En su décimo largometraje, “El Conde”, Pablo Larraín presenta como protagonista al dictador chileno Augusto Pinochet, un proyecto de vida que ha conseguido tomar forma muchos años después para enfundar a Pinochet en traje de gala, capa negra y colmillos. El realizador chileno, autor de obras como “Jackie” o “Spencer” que ya abordaban el terreno del biopic desde una mirada alejada de lo convencional, persigue la huella del famoso ex-gobernante a través de doscientos cincuenta años de vida para repetir y recordar los terribles sucesos. Una huella que indirectamente ha estado presente a lo largo de su filmografía.
Tras más de dos siglos de vida, Pinochet (Jaime Vadell) está cansado de una vida eterna a base de sangre y corazones de mujeres jóvenes. Harto de ser recordado como un ladrón en su país, sólo desea morir y traspasar la herencia a los hijos/as. Sin embargo, pronto se ve asfixiado por los retorcidos planes que tiene su esposa Lucia (Gloria Münchmeyer) para él y las presiones de sus cinco hijos/as ansiosos por recuperar la fortuna familiar. La llegada de una joven contadora (Paula Luchsinger) de documentos y papeles de la herencia lo cambiará todo para el conde y su familia.
Un retrato satírico cargado de un humor negrísimo y bañado en fantástico y terror (recordemos el enredo entre el conde y su mayordomo por ver quién disfruta más matando) en el que ficción y realidad se dan la mano para configurar una historia abrumadora, alocada y, por supuesto, de una enorme valentía. En la pantalla, los pensamientos y sensaciones de los personajes se mimetizan con la realidad dando lugar a un escenario indefinido e indescriptible, un juego que ya estaba presente como mencionábamos en anteriores trabajos del cineasta sudamericano. Sin parodiar a los distintos personajes o realizar una caricatura que ralle en lo ridículo, la obra filtra la comedia a través de afilados diálogos cargados de mala leche. El guión ha sido un trabajo a cargo del propio Larraín y su habitual socio Guillermo Calderón.
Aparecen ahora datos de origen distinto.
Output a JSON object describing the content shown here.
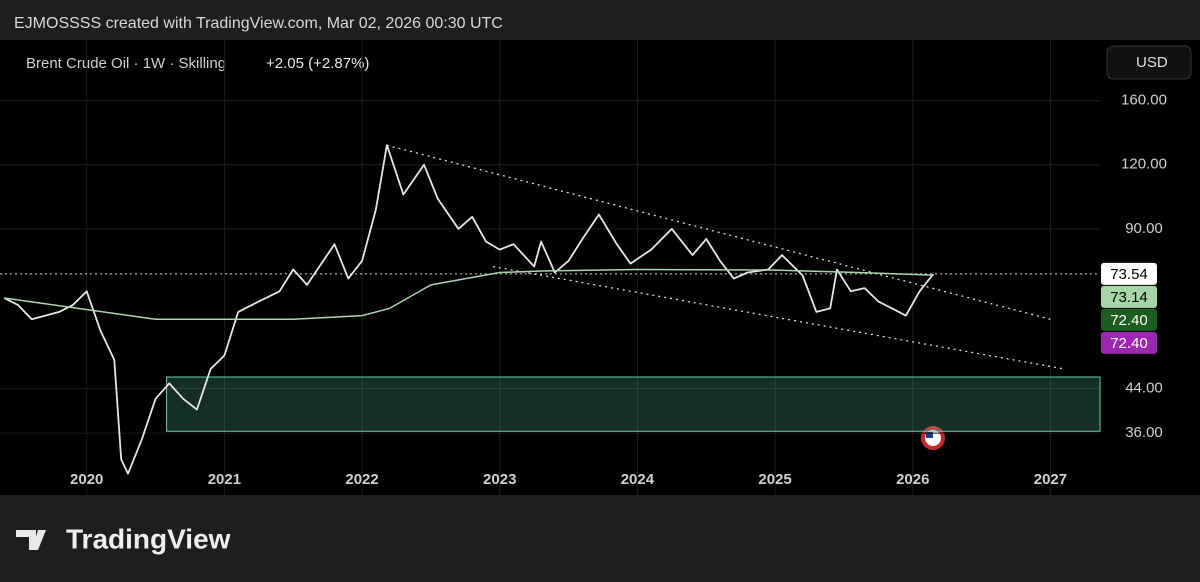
{
  "header": {
    "attribution": "EJMOSSSS created with TradingView.com, Mar 02, 2026 00:30 UTC",
    "symbol": "Brent Crude Oil · 1W · Skilling",
    "change": "+2.05 (+2.87%)",
    "currency": "USD"
  },
  "chart_data": {
    "type": "line",
    "log_scale": true,
    "grid": true,
    "xlim": [
      2019.37,
      2027.36
    ],
    "xticks": [
      2020,
      2021,
      2022,
      2023,
      2024,
      2025,
      2026,
      2027
    ],
    "ylim": [
      31.2,
      210
    ],
    "yticks": [
      {
        "value": 36,
        "label": "36.00"
      },
      {
        "value": 44,
        "label": "44.00"
      },
      {
        "value": 90,
        "label": "90.00"
      },
      {
        "value": 120,
        "label": "120.00"
      },
      {
        "value": 160,
        "label": "160.00"
      }
    ],
    "series": [
      {
        "color": "#e6e6e6",
        "x": [
          2019.4,
          2019.5,
          2019.6,
          2019.7,
          2019.8,
          2019.9,
          2020.0,
          2020.1,
          2020.2,
          2020.25,
          2020.3,
          2020.4,
          2020.5,
          2020.6,
          2020.7,
          2020.8,
          2020.9,
          2021.0,
          2021.1,
          2021.2,
          2021.4,
          2021.5,
          2021.6,
          2021.8,
          2021.9,
          2022.0,
          2022.1,
          2022.18,
          2022.3,
          2022.45,
          2022.55,
          2022.7,
          2022.8,
          2022.9,
          2023.0,
          2023.1,
          2023.25,
          2023.3,
          2023.4,
          2023.5,
          2023.6,
          2023.72,
          2023.85,
          2023.95,
          2024.1,
          2024.25,
          2024.4,
          2024.5,
          2024.6,
          2024.7,
          2024.8,
          2024.95,
          2025.05,
          2025.2,
          2025.3,
          2025.4,
          2025.45,
          2025.55,
          2025.65,
          2025.75,
          2025.85,
          2025.95,
          2026.05,
          2026.15
        ],
        "values": [
          66,
          64,
          60,
          61,
          62,
          64,
          68,
          57,
          50,
          32,
          30,
          35,
          42,
          45,
          42,
          40,
          48,
          51,
          62,
          64,
          68,
          75,
          70,
          84,
          72,
          78,
          98,
          131,
          105,
          120,
          103,
          90,
          95,
          85,
          82,
          84,
          76,
          85,
          74,
          78,
          86,
          96,
          84,
          77,
          82,
          90,
          80,
          86,
          78,
          72,
          74,
          75,
          80,
          73,
          62,
          63,
          75,
          68,
          69,
          65,
          63,
          61,
          68,
          73.54
        ]
      },
      {
        "color": "#a8d8a8",
        "x": [
          2019.4,
          2020.5,
          2021.5,
          2022.0,
          2022.2,
          2022.5,
          2023.0,
          2023.3,
          2024.0,
          2025.0,
          2025.6,
          2026.15
        ],
        "values": [
          66,
          60,
          60,
          61,
          63,
          70,
          74,
          74.5,
          75,
          74.8,
          74,
          73.14
        ]
      }
    ],
    "trendlines": [
      {
        "color": "#dddddd",
        "x": [
          2022.18,
          2027.0
        ],
        "values": [
          131,
          60
        ]
      },
      {
        "color": "#dddddd",
        "x": [
          2022.95,
          2027.1
        ],
        "values": [
          76,
          48
        ]
      }
    ],
    "zone": {
      "color": "#5fd3b3",
      "x": [
        2020.58,
        2027.36
      ],
      "values": [
        36.3,
        46.3
      ]
    },
    "price_labels": [
      {
        "value": 73.54,
        "label": "73.54",
        "color": "#ffffff",
        "text_color": "#000000"
      },
      {
        "value": 73.14,
        "label": "73.14",
        "color": "#a5d6a7",
        "text_color": "#000000"
      },
      {
        "value": 72.4,
        "label": "72.40",
        "color": "#1b5e20",
        "text_color": "#ffffff"
      },
      {
        "value": 72.4,
        "label": "72.40",
        "color": "#9c27b0",
        "text_color": "#ffffff"
      }
    ]
  },
  "footer": {
    "brand": "TradingView"
  }
}
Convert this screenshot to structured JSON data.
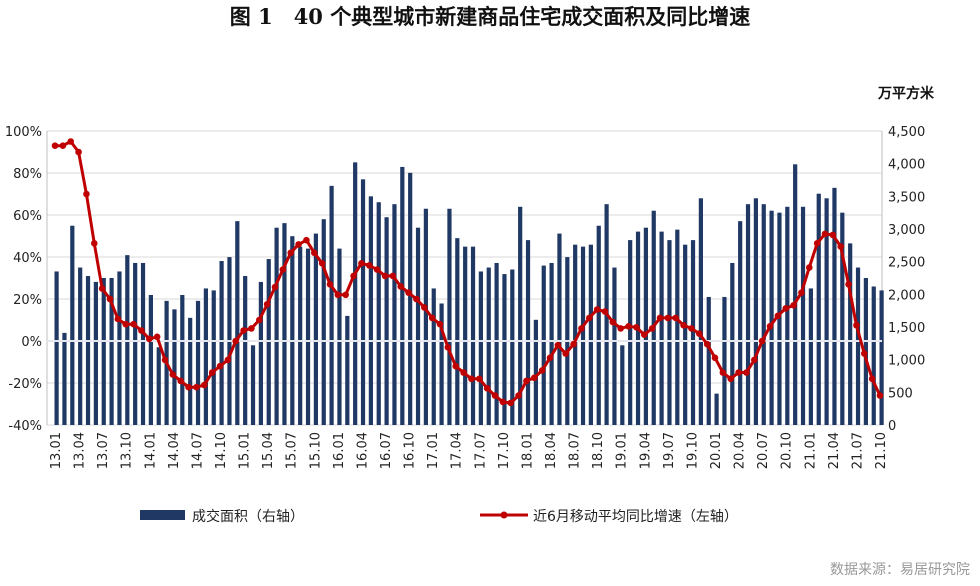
{
  "chart_data": {
    "type": "bar+line",
    "title": "图 1　40 个典型城市新建商品住宅成交面积及同比增速",
    "right_unit": "万平方米",
    "source": "数据来源：易居研究院",
    "colors": {
      "bar": "#1f3864",
      "line": "#c00000",
      "grid": "#d9d9d9"
    },
    "left_axis": {
      "range": [
        -40,
        100
      ],
      "ticks": [
        "100%",
        "80%",
        "60%",
        "40%",
        "20%",
        "0%",
        "-20%",
        "-40%"
      ]
    },
    "right_axis": {
      "range": [
        0,
        4500
      ],
      "ticks": [
        "4,500",
        "4,000",
        "3,500",
        "3,000",
        "2,500",
        "2,000",
        "1,500",
        "1,000",
        "500",
        "0"
      ]
    },
    "x_tick_labels": [
      "13.01",
      "13.04",
      "13.07",
      "13.10",
      "14.01",
      "14.04",
      "14.07",
      "14.10",
      "15.01",
      "15.04",
      "15.07",
      "15.10",
      "16.01",
      "16.04",
      "16.07",
      "16.10",
      "17.01",
      "17.04",
      "17.07",
      "17.10",
      "18.01",
      "18.04",
      "18.07",
      "18.10",
      "19.01",
      "19.04",
      "19.07",
      "19.10",
      "20.01",
      "20.04",
      "20.07",
      "20.10",
      "21.01",
      "21.04",
      "21.07",
      "21.10"
    ],
    "legend": [
      {
        "name": "成交面积（右轴）",
        "type": "bar"
      },
      {
        "name": "近6月移动平均同比增速（左轴）",
        "type": "line"
      }
    ],
    "series": [
      {
        "name": "成交面积（右轴）",
        "axis": "right",
        "values": [
          2350,
          1410,
          3050,
          2410,
          2280,
          2190,
          2250,
          2250,
          2350,
          2600,
          2480,
          2480,
          1990,
          1190,
          1900,
          1770,
          1990,
          1640,
          1900,
          2090,
          2060,
          2510,
          2570,
          3120,
          2280,
          1220,
          2190,
          2540,
          3020,
          3090,
          2890,
          2730,
          2700,
          2930,
          3150,
          3660,
          2700,
          1670,
          4020,
          3760,
          3500,
          3410,
          3180,
          3380,
          3950,
          3860,
          3020,
          3310,
          2090,
          1860,
          3310,
          2860,
          2730,
          2730,
          2350,
          2410,
          2480,
          2310,
          2380,
          3340,
          2830,
          1610,
          2440,
          2480,
          2930,
          2570,
          2760,
          2730,
          2760,
          3050,
          3380,
          2410,
          1220,
          2830,
          2960,
          3020,
          3280,
          2960,
          2830,
          2990,
          2760,
          2830,
          3470,
          1960,
          480,
          1960,
          2480,
          3120,
          3380,
          3470,
          3380,
          3280,
          3250,
          3340,
          3990,
          3340,
          2090,
          3540,
          3470,
          3630,
          3250,
          2780,
          2410,
          2250,
          2120,
          2060
        ]
      },
      {
        "name": "近6月移动平均同比增速（左轴）",
        "axis": "left",
        "unit": "%",
        "values": [
          93,
          93,
          95,
          90,
          70,
          46.5,
          25,
          20,
          10.5,
          8,
          8,
          5,
          1,
          2,
          -9,
          -16,
          -19,
          -22,
          -22,
          -21,
          -15,
          -12,
          -9,
          0,
          5,
          6,
          10,
          17.5,
          25.7,
          34,
          42,
          46,
          48,
          42,
          37,
          27,
          22,
          22,
          31,
          37,
          36,
          34,
          31,
          31,
          26,
          23,
          20,
          16,
          11,
          8,
          -3,
          -12,
          -15,
          -18,
          -18,
          -22.5,
          -26,
          -29,
          -29.5,
          -26,
          -19,
          -17.5,
          -14,
          -8,
          -2,
          -6,
          -1.5,
          6,
          11,
          15,
          14,
          9,
          6,
          7,
          6.5,
          3,
          6,
          11,
          11,
          11,
          7.5,
          6,
          3.5,
          -1.5,
          -8,
          -15,
          -18,
          -15,
          -15,
          -9,
          0,
          7,
          12,
          15.5,
          17,
          23,
          35,
          46.5,
          51,
          50.5,
          45,
          27,
          7.5,
          -6,
          -18,
          -26
        ]
      }
    ]
  }
}
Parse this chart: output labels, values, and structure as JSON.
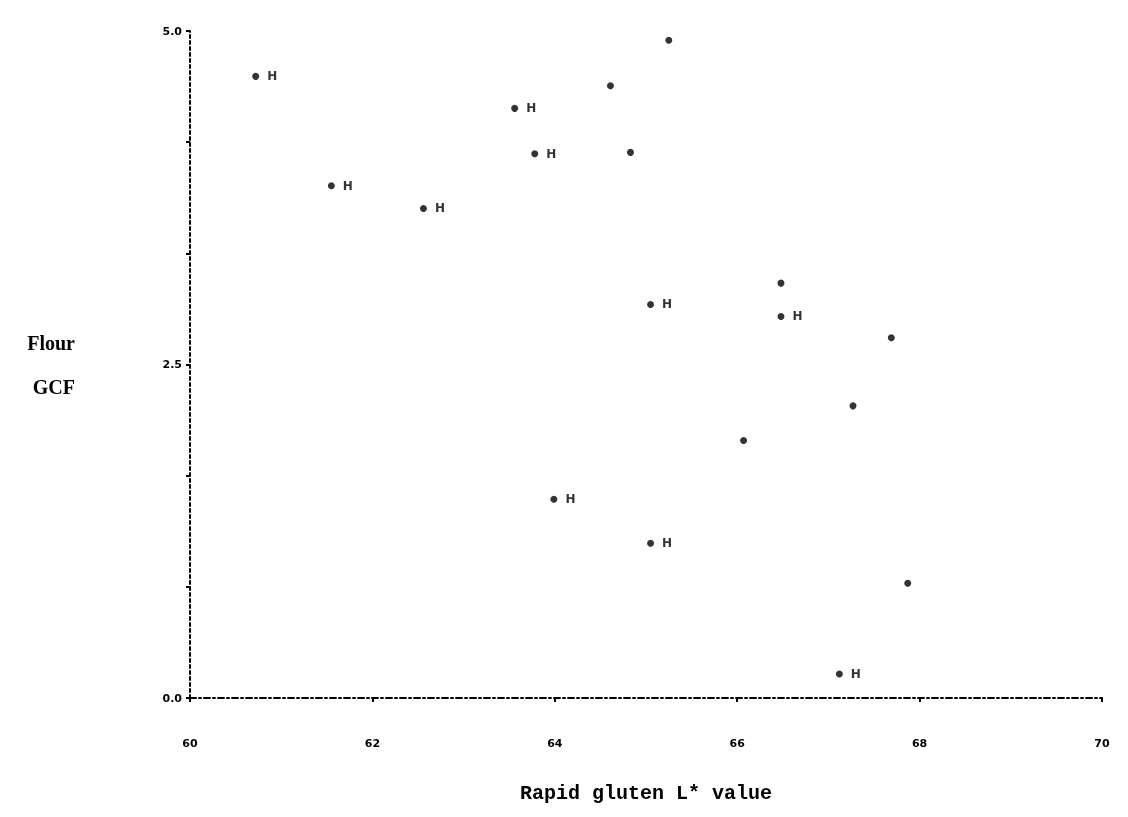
{
  "chart_data": {
    "type": "scatter",
    "xlabel": "Rapid gluten L* value",
    "ylabel": "Flour\nGCF",
    "xlim": [
      60,
      70
    ],
    "xticks": [
      60,
      62,
      64,
      66,
      68,
      70
    ],
    "ylim": [
      0,
      5
    ],
    "yticks": [
      {
        "value": 0,
        "label": "0.0"
      },
      {
        "value": 0.8333,
        "label": null
      },
      {
        "value": 1.6667,
        "label": null
      },
      {
        "value": 2.5,
        "label": "2.5"
      },
      {
        "value": 3.3333,
        "label": null
      },
      {
        "value": 4.1667,
        "label": null
      },
      {
        "value": 5,
        "label": "5.0"
      }
    ],
    "grid": false,
    "marker": "circle",
    "series": [
      {
        "color": "#000000",
        "x": [
          65.25,
          64.61,
          64.83,
          66.48,
          67.69,
          67.27,
          66.07,
          67.87
        ],
        "values": [
          4.93,
          4.59,
          4.09,
          3.11,
          2.7,
          2.19,
          1.93,
          0.86
        ]
      },
      {
        "color": "#000000",
        "x": [
          60.72,
          61.55,
          62.56,
          63.56,
          63.78,
          63.99,
          65.05,
          65.05,
          66.48,
          67.12
        ],
        "values": [
          4.66,
          3.84,
          3.67,
          4.42,
          4.08,
          1.49,
          2.95,
          1.16,
          2.86,
          0.18
        ],
        "value_labels": [
          "H",
          "H",
          "H",
          "H",
          "H",
          "H",
          "H",
          "H",
          "H",
          "H"
        ]
      }
    ]
  }
}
Las influencias expresionistas y del terror de la Universal se evidencian en una cinta que maneja en todo momento una estética gótica, un tono sobrio acompañado de un precioso blanco y negro (tenemos a Edward Lachman como director de fotografía) que desde la música hasta la brillante puesta en escena recuerda a esas películas de género de la primera mitad del siglo XX, eso sí no pueden faltar momentos gore a base de hemoglobina a chorro, tripas y guillotinazos al más puro estilo de la revolución francesa.
Larraín hace de su película, una experiencia de preciosistas estampas, de primeros planos y el plano-contraplano para encadenar conversaciones deliciosas, complejas, inteligentes y mordaces que escupen ácido a la pantalla. A destacar, los personajes del mayordomo y vil súbdito, Fyodor (Alfredo Castro) y la monja, Carmen (P. Luchsinger), que otorgan una gran fuerza narrativa al metraje a partir del segundo acto, sobre todo en el caso del personaje de Carmen, permitiendo desarrollar la propuesta inicial.
En su acto final, el cineasta chileno alude a la memoria y al imaginario colectivo, realiza una promesa y por consiguiente, manda un aviso, una advertencia ante el peligro constante como el cáncer que debe ser extirpado. Una promesa de justicia de un director audaz y de visión única y personal con el pueblo chileno.